Рисунков у нас нет, но я приношу ей несколько проектов памятников павшим
воинам. Это весьма эффектные сооружения в полтора метра высотой,
нарисованные углем и цветными мелками, для большей красоты дан и фон
"с настроением".
- Лев, - говорит фрау Нибур, - он был как лев, но лев, который прыгает, а
не умирает.
- Что вы скажете насчет скачущего коня? - спрашиваю я. - Наш скульптор
несколько лет назад получил за такой памятник переходящую премию берлинского
района Теплиц.
Она отрицательно качает головой.
- Орел... - говорит она задумчиво.
- Настоящий мавзолей должен быть своего рода часовней, - замечаю я. -
Разноцветные стекла, как в церкви, мраморный саркофаг с бронзовым лавровым
венком, мраморная скамья для вас, чтобы отдохнуть и помолиться, а вокруг -
цветы, кипарисы, усыпанные гравием дорожки, чаша с водой для наших пернатых
певцов, ограда из низеньких колонок с бронзовыми цепями, тяжелая кованая
дверца с монограммой, семейным гербом или цеховым знаком булочников...
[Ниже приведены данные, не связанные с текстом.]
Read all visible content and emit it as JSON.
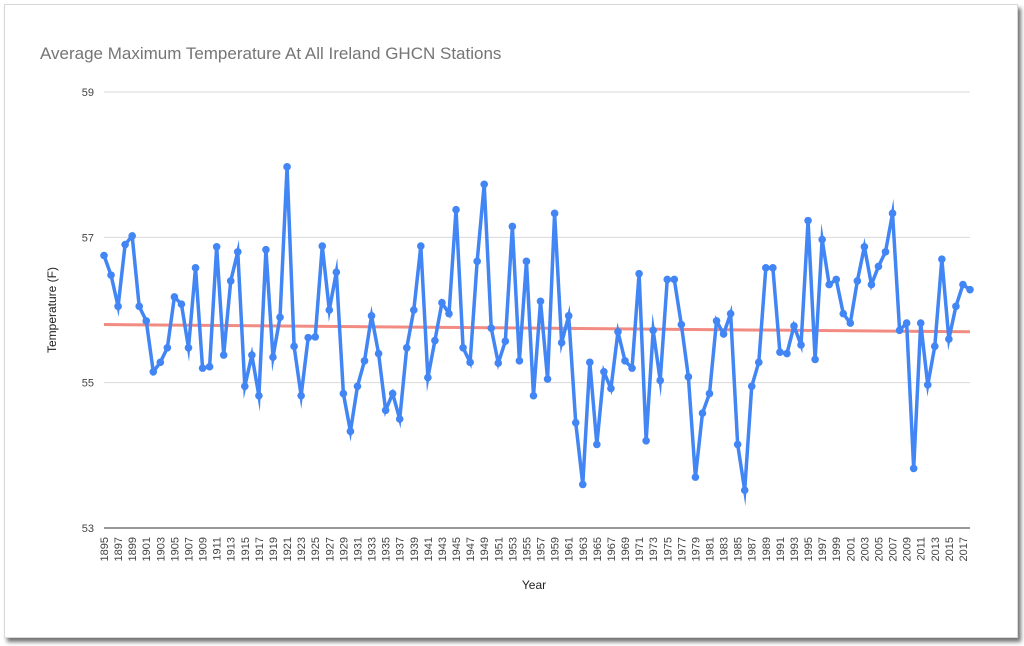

Фрау Нибур слушает так, словно это Мориц Розенталь играет ноктюрн Шопена.
- Все это очень хорошо, - отвечает она, помолчав. - Но нет ли у вас
чего-нибудь оригинального?
Я смотрю на нее с досадой и удивлением. В ответ она холодно смотрит на
меня, как вечный прообраз клиента с набитым кошельком.
- Оригинальные памятники, конечно, есть, - отвечаю я мягко и язвительно.
- Такие, как, например, на Кампо-Санто в Генуе. Наш скульптор проработал там
несколько лет. Один из шедевров этого кладбища сделан им - фигура плачущей
женщины, склоненная над гробом, на заднем плане воскресший покойник,
которого ангел уводит на небо. При этом ангел повернул голову, он смотрит
вниз, на землю, и свободной рукой благословляет скорбящую вдову. Все это из
белого каррарского мрамора, у ангела крылья сложены или расправлены.
- Очень мило. А что есть еще?
- Нередко изображают и профессию почившего. Можно было бы, например,
сделать скульптуру пекаря, замешивающего тесто. За его спиной стоит смерть и
прикасается к его плечу. Смерть можно изобразить с косой или без нее,
закутанную в саван или нагую, то есть в данном случае скелет. Это для
скульптора очень сложная задача, особенно из-за ребер, которые нужно
высекать каждое в отдельности, и притом с большой осторожностью, чтобы они
не сломались.
Фрау Нибур молчит, словно она ожидала большего.
- Можно к этому, конечно, прибавить и семью, - продолжаю я. - Близкие
стоят рядом и молятся или в ужасе отстраняют смерть. Эти памятники стоят
биллионы, и работать над ними приходится год или два. Для такого заказа
необходим большой аванс и выплата по частям.